Neal, as instructed by Agent Burke, uses one of his many aliases to convince David to let him help him move the money. The scene where David reveals to Neal that he stored the money in two of the air ducts at the Gramercy Fencing Club was ingenious. After David tweaks the cables that control the air ducts, money comes pouring out like a green waterfall. Now that is what I call making it rain.
In the end, David Lawrence is caught by Agent Burke and his team, and Burke calls a truce between himself and Neal. The former is called back to the office, and once Burke arrives, Diana tells him that the E.R.T (Evidence Recovery Team) crew found part of the original German U-boat manifest containing 22 of the paintings that were on board.

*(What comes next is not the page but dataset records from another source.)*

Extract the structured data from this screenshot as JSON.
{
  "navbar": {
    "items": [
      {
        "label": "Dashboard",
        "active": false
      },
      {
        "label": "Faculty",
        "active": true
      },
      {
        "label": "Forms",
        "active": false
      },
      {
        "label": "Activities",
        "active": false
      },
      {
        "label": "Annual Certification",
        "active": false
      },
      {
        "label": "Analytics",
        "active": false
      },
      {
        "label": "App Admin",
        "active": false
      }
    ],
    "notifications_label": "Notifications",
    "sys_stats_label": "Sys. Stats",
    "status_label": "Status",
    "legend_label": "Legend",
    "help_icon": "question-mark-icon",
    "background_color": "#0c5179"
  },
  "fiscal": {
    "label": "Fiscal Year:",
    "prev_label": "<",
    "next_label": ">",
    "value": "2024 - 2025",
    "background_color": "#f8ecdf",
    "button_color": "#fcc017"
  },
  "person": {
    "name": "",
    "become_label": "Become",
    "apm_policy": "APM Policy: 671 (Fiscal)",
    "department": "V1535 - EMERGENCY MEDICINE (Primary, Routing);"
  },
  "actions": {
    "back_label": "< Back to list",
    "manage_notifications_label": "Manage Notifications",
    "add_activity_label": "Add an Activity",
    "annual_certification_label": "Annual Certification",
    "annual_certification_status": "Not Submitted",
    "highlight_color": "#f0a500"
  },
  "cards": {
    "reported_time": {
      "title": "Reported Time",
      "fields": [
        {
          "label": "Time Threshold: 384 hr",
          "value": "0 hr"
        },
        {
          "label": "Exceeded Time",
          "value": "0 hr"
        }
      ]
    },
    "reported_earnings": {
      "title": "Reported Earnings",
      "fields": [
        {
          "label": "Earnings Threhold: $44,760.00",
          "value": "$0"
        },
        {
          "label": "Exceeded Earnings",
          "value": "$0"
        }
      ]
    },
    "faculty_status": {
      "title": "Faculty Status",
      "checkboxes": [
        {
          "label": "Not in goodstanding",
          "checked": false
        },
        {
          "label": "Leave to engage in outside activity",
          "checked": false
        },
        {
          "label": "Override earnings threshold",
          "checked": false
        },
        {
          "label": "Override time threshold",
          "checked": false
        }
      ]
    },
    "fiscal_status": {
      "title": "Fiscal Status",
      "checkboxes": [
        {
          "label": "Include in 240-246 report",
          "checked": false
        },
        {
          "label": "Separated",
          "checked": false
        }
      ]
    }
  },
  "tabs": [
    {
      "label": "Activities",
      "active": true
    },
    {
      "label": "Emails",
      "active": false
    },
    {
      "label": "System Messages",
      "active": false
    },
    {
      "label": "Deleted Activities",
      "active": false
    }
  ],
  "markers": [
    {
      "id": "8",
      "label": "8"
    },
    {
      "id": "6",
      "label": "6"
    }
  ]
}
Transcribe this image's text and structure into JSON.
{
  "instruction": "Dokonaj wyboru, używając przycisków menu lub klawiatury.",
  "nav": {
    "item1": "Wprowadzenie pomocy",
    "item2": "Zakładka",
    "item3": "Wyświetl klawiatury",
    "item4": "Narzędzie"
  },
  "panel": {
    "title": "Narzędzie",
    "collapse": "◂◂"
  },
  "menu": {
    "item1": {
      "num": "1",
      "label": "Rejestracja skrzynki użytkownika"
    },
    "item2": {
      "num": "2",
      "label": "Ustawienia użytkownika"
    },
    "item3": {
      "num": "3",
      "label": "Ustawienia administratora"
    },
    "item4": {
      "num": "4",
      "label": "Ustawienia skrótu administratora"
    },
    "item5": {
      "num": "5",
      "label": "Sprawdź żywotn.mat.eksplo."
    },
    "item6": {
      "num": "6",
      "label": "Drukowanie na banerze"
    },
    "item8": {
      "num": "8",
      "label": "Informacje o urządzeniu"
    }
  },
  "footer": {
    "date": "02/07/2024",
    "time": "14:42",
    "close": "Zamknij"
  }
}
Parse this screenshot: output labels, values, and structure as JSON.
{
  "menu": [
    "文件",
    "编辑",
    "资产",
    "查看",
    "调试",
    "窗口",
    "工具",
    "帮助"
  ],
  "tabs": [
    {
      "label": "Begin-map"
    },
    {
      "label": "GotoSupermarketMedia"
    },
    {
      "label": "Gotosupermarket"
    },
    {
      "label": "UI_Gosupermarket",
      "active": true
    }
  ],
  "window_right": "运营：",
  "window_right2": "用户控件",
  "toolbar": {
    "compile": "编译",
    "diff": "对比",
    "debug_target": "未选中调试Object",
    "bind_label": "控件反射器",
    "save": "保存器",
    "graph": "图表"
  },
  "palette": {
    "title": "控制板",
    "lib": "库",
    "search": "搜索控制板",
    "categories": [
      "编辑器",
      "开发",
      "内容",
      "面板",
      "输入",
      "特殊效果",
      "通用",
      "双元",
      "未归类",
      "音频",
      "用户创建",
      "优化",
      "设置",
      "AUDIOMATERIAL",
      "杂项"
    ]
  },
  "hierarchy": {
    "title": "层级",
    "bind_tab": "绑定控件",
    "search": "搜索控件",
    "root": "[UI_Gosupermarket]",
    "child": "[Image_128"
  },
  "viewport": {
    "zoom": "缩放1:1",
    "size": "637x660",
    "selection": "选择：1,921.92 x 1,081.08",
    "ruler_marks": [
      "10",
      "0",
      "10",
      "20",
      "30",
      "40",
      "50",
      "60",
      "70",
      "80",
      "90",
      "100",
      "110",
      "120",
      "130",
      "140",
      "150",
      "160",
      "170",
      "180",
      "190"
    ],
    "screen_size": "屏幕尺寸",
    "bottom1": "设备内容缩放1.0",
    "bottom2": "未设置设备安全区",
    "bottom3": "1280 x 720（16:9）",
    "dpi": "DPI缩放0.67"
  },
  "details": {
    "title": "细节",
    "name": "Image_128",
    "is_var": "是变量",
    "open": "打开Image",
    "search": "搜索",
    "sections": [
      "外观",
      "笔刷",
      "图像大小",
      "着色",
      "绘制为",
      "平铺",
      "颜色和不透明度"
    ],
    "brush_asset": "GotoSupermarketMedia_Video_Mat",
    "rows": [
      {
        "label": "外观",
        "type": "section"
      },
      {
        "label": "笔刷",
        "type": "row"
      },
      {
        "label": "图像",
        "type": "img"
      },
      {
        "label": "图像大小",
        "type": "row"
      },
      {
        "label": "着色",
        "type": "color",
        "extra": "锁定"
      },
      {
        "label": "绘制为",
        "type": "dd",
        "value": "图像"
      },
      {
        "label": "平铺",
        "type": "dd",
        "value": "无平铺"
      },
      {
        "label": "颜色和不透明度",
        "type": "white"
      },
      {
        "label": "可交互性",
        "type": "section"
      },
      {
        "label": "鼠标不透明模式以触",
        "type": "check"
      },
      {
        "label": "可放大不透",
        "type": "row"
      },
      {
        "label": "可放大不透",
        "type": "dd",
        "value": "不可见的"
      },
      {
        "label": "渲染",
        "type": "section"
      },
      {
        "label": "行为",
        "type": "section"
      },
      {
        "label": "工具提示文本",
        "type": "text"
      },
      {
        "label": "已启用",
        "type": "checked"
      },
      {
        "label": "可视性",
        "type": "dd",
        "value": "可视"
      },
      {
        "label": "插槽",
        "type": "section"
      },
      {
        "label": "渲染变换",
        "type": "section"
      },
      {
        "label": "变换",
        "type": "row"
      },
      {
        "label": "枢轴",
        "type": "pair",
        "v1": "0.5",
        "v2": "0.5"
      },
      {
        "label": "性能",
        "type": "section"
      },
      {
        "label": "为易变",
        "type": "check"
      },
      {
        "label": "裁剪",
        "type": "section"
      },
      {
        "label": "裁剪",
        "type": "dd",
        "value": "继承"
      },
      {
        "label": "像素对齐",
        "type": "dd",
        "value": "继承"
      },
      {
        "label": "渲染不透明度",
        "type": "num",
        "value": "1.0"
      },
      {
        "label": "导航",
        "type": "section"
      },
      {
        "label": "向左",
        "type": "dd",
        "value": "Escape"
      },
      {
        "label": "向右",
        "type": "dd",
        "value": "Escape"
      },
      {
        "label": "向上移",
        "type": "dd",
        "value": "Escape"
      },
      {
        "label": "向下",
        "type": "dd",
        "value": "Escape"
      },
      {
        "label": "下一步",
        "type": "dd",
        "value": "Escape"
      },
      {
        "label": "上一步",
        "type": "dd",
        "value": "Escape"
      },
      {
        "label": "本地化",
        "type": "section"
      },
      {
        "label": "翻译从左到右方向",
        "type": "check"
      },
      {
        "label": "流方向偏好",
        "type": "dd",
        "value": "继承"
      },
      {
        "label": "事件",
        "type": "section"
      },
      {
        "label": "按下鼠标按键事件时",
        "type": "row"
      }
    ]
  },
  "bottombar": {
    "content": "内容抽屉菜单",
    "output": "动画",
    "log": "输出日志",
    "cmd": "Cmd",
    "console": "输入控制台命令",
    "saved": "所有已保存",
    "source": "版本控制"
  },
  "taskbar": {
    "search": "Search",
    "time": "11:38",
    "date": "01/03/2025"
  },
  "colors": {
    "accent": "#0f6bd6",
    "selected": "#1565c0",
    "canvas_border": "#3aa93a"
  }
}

Agent Burke then asks her who else knows about the manifest, and she says two members of the E.R.T, Jones and herself, to which Agent Burke replies that he wants to keep it that way for the time being. This episode of White Collar ends with Neal and Mozzie trying to figure out a way to obtain the necessary funds for their second grand escape, and Neal seems to have figured out a way as the ending credits appeared.
Just what is Neal planning? Will he get away with it or will Special Agent Peter Burke stand in his way? Onward to Episode 2!